Треньканье тросов о мачты стало слышнее, и он понял, что ветер усилился. Чайки, лишившись рыбьих кишок, перестали вопить. Одна, толстая, сидевшая на перилах сходней неподалеку от него, взлетела – всего два взмаха крыльями, и ветер унес ее ввысь. Полые кости. Кевин видел в детстве чаячьи кости – на острове Щетинистом. Он закричал от ужаса, когда брат набрал этих костей, чтобы везти домой. Оставь их, оставь, брось, орал он.

– Состояния ума и черты характера, – говорил доктор Голдстейн. – Черты характера неизменны, состояния ума меняются.

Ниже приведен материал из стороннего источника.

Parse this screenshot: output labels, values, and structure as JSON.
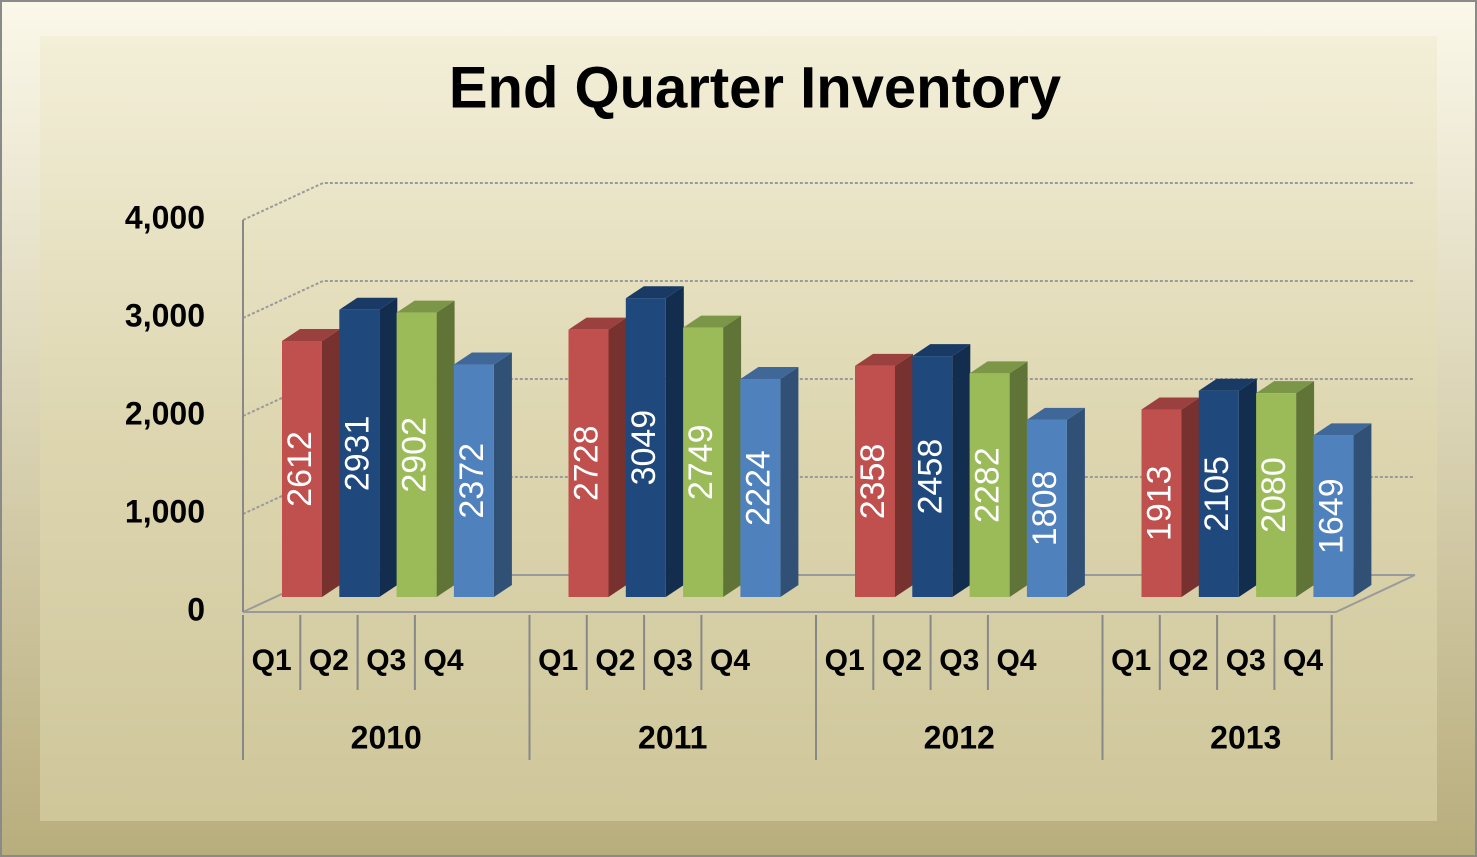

Две машины подъехали и припарковались у марины. Он никак не ожидал увидеть здесь столько жизни в будний день, но, с другой стороны, дело к июлю, люди ставят яхты на воду. Он наблюдал, как какая-то пара, оба на вид немногим старше его, сносит большую корзину по сходням, которые теперь, в прилив, не казались такими уж крутыми. А потом сетчатая дверь кафе открылась, появилась женщина в юбке гораздо ниже колен и в таком же длинном фартуке – будто вышла из другого столетия. В руке у нее было металлическое ведро, и пока она шагала к пристани, он смотрел на ее плечи, прямую спину, узкие бедра – она была красива, как может быть красиво молодое деревце в лучах предзакатного солнца. Желание шевельнулось в нем – но не вожделение, а нечто вроде тяги к простоте форм, которую она олицетворяла. Он отвернулся – и подпрыгнул на месте, увидев совсем близко женское лицо: какая-то тетка смотрела в пассажирское окно прямо на него.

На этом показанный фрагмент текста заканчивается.